La puerta de la celda resonó, chirrió, y se abrió de par en par con un sonido retumbante. Seis soldados Humanos con torques de oro armados con aturdidores Husqvarna entraron en la celda, seguidos por un brillantemente resplandeciente caballero telépata Tanu cuya coraza de cristal iba blasonada con el motivo de un arpa. En el corredor, blandiendo desnudas espadas, había otros esbirros que resplandecían con el azul de los coercedores y el rosa dorado de los psicocinéticos, así como otros Humanos no operativos llevando armas del Medio.
El telépata alzó una mano admonitoria. Obligados por sus torques grises, los Bribones de Basil se mostraron inmediatamente mudos y dóciles.
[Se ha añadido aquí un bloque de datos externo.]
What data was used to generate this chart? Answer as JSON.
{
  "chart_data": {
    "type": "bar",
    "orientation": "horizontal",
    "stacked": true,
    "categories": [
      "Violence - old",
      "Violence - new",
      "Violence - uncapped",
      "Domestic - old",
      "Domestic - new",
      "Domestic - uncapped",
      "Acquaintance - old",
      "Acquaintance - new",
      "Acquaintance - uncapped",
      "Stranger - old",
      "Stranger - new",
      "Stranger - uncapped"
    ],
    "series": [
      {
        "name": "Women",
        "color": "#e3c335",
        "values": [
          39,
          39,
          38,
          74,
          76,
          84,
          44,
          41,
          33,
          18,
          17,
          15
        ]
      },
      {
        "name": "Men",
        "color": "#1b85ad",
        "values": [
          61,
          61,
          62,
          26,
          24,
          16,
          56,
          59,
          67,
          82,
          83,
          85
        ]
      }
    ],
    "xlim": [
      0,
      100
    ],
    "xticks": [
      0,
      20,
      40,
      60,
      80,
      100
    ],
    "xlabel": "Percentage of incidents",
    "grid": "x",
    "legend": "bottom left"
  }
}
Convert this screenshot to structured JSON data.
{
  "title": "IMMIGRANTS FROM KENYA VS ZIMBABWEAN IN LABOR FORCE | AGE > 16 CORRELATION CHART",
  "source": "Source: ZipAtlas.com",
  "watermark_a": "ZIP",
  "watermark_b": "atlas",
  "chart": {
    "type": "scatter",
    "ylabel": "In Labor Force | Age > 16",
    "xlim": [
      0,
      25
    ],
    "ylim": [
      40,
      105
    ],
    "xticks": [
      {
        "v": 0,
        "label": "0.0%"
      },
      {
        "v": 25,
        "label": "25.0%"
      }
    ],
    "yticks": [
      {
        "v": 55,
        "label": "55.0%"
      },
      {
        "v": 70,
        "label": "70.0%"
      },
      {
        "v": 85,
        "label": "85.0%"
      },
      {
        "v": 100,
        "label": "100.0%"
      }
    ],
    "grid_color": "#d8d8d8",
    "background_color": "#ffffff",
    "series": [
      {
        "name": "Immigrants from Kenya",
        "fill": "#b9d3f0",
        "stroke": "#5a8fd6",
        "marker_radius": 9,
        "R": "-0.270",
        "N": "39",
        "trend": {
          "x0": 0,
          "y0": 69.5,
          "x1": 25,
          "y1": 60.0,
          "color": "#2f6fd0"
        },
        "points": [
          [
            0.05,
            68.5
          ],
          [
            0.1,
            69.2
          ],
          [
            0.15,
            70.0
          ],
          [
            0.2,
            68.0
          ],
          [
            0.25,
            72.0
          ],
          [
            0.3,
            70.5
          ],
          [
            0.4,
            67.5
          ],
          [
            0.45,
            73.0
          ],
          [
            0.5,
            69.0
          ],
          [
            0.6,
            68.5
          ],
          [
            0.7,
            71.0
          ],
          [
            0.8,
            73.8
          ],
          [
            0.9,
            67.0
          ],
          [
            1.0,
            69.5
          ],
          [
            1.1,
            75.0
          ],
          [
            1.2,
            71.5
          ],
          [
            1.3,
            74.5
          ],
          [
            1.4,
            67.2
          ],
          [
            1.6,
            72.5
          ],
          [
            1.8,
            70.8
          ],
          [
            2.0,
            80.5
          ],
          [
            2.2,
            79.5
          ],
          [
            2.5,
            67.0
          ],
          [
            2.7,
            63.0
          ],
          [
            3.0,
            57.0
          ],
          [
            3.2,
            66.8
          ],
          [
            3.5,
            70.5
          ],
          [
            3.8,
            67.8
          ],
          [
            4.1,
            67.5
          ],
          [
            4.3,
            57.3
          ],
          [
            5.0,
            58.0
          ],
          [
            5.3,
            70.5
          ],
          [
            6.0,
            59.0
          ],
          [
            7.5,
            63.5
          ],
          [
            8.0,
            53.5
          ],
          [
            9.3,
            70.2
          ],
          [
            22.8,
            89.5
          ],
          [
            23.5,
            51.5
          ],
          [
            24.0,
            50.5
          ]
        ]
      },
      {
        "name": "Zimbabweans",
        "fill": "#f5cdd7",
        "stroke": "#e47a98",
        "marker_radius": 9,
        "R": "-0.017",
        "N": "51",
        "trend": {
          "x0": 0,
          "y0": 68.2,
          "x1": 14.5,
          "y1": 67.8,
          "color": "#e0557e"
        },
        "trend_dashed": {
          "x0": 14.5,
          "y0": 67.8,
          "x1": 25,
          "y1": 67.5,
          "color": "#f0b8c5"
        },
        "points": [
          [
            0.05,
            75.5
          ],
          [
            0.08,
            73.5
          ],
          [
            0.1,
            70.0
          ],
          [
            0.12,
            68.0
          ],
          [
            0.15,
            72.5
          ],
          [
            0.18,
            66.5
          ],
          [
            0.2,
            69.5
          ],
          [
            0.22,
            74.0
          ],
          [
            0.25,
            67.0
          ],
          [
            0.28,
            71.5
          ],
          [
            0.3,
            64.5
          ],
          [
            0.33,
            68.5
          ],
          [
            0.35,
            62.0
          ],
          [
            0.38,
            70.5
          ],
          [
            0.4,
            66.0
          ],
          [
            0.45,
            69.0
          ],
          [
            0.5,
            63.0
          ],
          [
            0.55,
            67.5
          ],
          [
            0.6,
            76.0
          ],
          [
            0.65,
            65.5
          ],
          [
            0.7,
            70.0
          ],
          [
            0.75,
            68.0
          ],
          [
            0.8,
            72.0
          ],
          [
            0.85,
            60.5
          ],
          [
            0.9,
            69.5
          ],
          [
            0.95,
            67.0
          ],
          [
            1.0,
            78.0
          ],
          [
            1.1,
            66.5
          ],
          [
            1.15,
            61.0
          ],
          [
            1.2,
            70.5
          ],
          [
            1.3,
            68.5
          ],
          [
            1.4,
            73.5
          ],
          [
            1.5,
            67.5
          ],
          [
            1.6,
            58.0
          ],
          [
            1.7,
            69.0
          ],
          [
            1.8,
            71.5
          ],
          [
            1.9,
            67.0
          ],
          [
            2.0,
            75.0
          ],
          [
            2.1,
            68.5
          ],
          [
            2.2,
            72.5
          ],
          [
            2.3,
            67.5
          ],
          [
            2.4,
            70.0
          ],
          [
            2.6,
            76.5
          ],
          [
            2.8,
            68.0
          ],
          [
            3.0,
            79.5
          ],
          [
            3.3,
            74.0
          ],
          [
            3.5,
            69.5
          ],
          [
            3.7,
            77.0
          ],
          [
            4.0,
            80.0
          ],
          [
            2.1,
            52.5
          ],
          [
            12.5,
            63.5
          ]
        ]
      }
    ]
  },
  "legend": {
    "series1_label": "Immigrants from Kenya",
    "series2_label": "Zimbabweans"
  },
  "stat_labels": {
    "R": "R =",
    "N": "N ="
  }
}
El Tanu les dirigió una sonrisa.
—Soy Ochal el Arpista, y os traigo el saludo y las muestras de buena voluntad del Rey Aiken-Lugonn. Alegraos… ¡porque vuestro injusto encarcelamiento ha llegado a su fin! Estamos aquí para llevaros fuera de este lugar y transportaros con la mayor rapidez a Calamosk, donde el propio Rey se reunirá con vosotros. Seguidnos hasta el patio, donde vuestro jefe, Basil Wimborne, os aguarda. —Se dio la vuelta y abandonó la celda.
Con sus mentes liberadas, los Bribones se miraron entre sí con aturdida incredulidad. Uno de los soldados armados con una Husky hizo un gesto con un dedo.
—¡Vamos, aprisa! Fuera de aquí, o vamos a vernos todos en apuros.
Los Bribones empezaron a reír. Volvieron a ponerse los zapatos, reunieron sus escasas pertenencias, y empezaron a desfilar hacia la puerta, los más fuertes sosteniendo a los más débiles. Betsy fue el último en salir, tras limpiar tan bien como le fue posible sus zapatillas en la paja y arreglar decentemente su torcida peluca. Dos soldados de la retaguardia permanecían a ambos lados de la puerta de la celda, sonriendo, y presentaron armas cuando la reencarnación de la Buena Reina Isabel la cruzó majestuosamente.
La puerta se cerró. Cuando el sonido metálico de los cerrojos se hubo apagado, la gran celda quedó completamente silenciosa. Entre la confusión de cuerpos negros aplastados hubo algún que otro breve agitarse, luego una absoluta inmovilidad.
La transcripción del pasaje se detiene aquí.